With their daughter diagnosed with juvenile diabetes at the age of eight, the DeSario’s — members of St. Wilfrid’s parish — spent 10 years travelling back and forth to the downtown hospital for her treatment. The support Amatore DeSario said her family received during their frequent visits to Sick Kids impressed her so much that she felt the need to give back.

“In 1999 when we started to go really crazy (with the lights), we decided to go with the charity for Sick Kids because normally Christmas and the kids are tied in together. So we decided to go with Sick Kids,” said the mother of two. “I found it to be a very helpful hospital.”

While the focus of the fundraising efforts is children, the work that goes into the massive light display is anything but child’s play. Starting around Thanksgiving each year the couple puts in about 150 hours stringing lights on their home.
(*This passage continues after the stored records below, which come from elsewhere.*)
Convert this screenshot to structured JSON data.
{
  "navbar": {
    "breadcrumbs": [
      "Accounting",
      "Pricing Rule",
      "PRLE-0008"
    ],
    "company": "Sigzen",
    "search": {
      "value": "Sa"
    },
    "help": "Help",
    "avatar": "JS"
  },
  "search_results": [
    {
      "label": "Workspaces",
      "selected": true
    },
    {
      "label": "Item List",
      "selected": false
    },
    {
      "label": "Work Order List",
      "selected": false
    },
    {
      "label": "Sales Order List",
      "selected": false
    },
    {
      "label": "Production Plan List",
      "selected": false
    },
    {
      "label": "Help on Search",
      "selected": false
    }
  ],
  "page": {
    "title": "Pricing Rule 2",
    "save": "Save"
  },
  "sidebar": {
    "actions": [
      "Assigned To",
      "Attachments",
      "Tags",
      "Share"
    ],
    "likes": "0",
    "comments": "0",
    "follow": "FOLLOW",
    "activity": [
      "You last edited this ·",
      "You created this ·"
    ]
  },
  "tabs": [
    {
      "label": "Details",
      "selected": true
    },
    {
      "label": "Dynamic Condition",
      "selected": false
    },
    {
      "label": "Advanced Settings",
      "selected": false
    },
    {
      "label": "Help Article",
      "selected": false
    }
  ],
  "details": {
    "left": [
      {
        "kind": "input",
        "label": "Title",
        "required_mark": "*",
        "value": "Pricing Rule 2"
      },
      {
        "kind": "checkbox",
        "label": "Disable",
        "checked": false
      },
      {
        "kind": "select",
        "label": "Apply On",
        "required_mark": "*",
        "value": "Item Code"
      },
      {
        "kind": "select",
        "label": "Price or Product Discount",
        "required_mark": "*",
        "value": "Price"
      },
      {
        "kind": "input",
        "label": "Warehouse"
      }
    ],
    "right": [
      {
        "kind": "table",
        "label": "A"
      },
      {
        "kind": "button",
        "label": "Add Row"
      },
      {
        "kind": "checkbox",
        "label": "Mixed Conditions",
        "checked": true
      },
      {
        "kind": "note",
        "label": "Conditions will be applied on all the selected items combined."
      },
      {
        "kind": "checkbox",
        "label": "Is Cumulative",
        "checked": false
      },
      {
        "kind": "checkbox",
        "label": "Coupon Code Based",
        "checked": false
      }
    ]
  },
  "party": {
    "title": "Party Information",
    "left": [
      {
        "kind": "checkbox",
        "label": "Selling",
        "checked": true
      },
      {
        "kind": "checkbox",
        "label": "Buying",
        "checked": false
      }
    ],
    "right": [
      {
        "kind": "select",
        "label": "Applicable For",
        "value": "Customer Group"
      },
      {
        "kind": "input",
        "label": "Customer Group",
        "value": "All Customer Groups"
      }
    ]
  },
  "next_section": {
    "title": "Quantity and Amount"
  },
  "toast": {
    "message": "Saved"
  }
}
Time isn’t the only cost the DeSarios absorb. Despite having about 90 per cent LED mini-lights — which use about an eighth of the power of their incandescent counterparts — Amatore estimates powering the display to add an extra $1,200 a year to their hydro bill.

But seeing the joy their work brings to faces young and old makes it all worthwhile.

“Not only does it bring a lot of cheer to the young kids but also to the elderly,” said Amatore. “We get a lot of people who come from the old age homes with their buses and it just brings a smile to their face. It makes you feel good that you’ve done something for society.”

Despite less than favourable decorating weather so far this fall the DeSarios were able to complete the display — which varies slightly in design each year — a week before their personal Dec. 1 deadline.

Now they can sit back and enjoy the glow of good spirits which illuminates their home until Jan. 6 when the next phase begins — taking it all down.